Towards effective compliance
The FCA’s recent enforcement actions serve as a potent reminder to firms as to what an effective financial crime program ultimately seeks to achieve. As articulated by the regulator:6
"Money laundering is not a victimless crime. It is used to fund terrorists, drug dealers, and people traffickers as well as numerous other crimes. If firms fail to apply money laundering systems and controls, they risk facilitating these crimes.
As a result, money laundering risk should be taken into account by firms as part of their day-to-day operations, including those in relation to the development of new products, the taking on of new clients and changes in its business profile. In doing so, firms should take account of their customer, product, and activity profiles and the complexity and volume of their transactions. "

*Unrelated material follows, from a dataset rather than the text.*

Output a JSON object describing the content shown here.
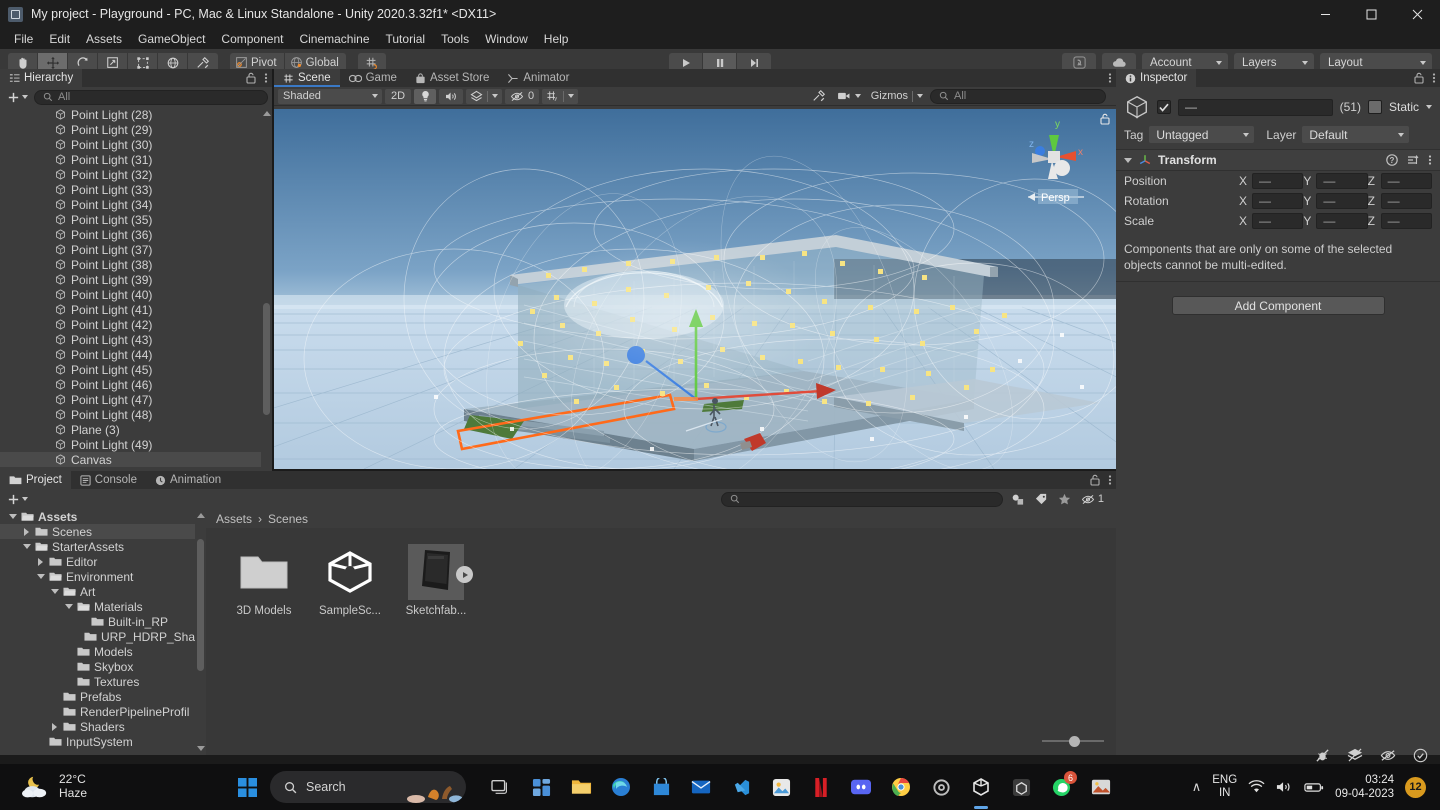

The cases highlight the fact that a one-size-fits-all approach to financial crime risk management is not sufficient. Rather, you need a dynamic risk and control framework that’s tailored to your customers, products, and transactions. Anything less could leave your organization exposed to the risk of facilitating financial crime, and costly regulatory and reputational consequences.
Sources:
1. https://www.fca.org.uk/publications/business-plans/2023-24
2. https://www.fca.org.uk/news/news-stories/2023-fines. The total value of fines published by the FCA in 2023 amounted to £52,802,900.
3. https://www.fca.org.uk/publications/business-plans/2023-24
4. In particular, the Money Laundering, Terrorist Financing and Transfer of Funds (Information on the Payer) Regulations 2017 (often referred to as the MLR).
5. Enforcement decisions reviewed here are contained in Final Notices dated 10 Jan 2023; 11 Jan 2023; 12 July 2023; and 29 Sept 2023.
6. See Final Notice dated 12 July 2023 at [4.11]-[4.12].